I mentioned this to a friend at CAMC and told him if there was anything I could do to help support the cancer center or raise awareness about screenings, I’d be happy to do that. I soon became the honorary chairman of Run for Your Life, telling my story in local media and encouraging people to help fund screenings through the CAMC Foundation for those who cannot afford them.

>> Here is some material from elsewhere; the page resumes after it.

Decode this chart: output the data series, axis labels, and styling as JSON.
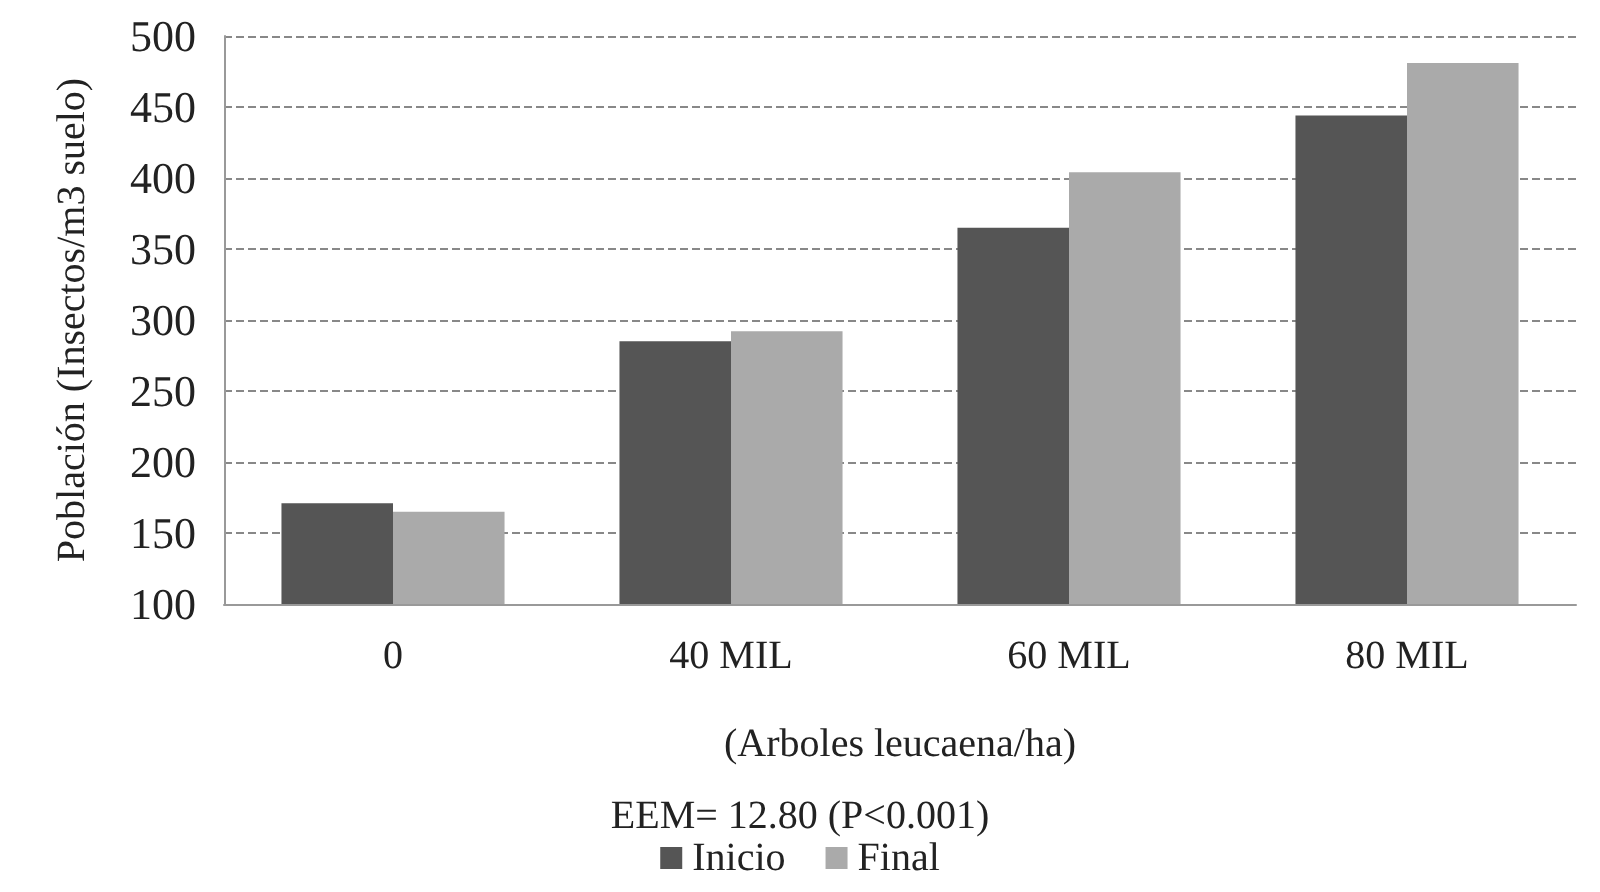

I received outstanding treatment at CAMC from Dr. Jubelirer and Dr. Zhang for nearly three years before we exhausted all conventional options. They encouraged my wife, Kelly, and me to consider a clinical trial, and we found one through Memorial Sloan Kettering Cancer Center in New York City. Dr. Varghese, who had monitored my treatment since my initial diagnosis, praised the treatment CAMC provided and noted that I had been able to receive the same level of care in Charleston that is offered at major research centers across the country.
In an interview with the Charleston Daily Mail the year I was chairman of Run for Your Life, I brazenly stated that this disease wasn’t going to run me, I was going to run this disease. And for the most part that has been true.

I kept my job, as communications director and later chief of staff, in Gov. Earl Ray Tomblin’s office thanks to the support I received from him and many, many wonderful co-workers. Kelly and I have checked off several “bucket list” items, including a trip to the British Open and six weeks at Spring Training in Florida. We continue to cherish our time together more than ever.

When the time comes, it’s my goal to also die on my own terms. I want to maintain control of what I can, even as the number of those things shrinks.
I also hope that by spreading the word about screenings and early detection of colorectal cancer – a situation that makes it easily treatable – I can keep others from going down a path similar to mine and to Jody’s. I’m glad the CAMC Foundation will continue that mission well into the future.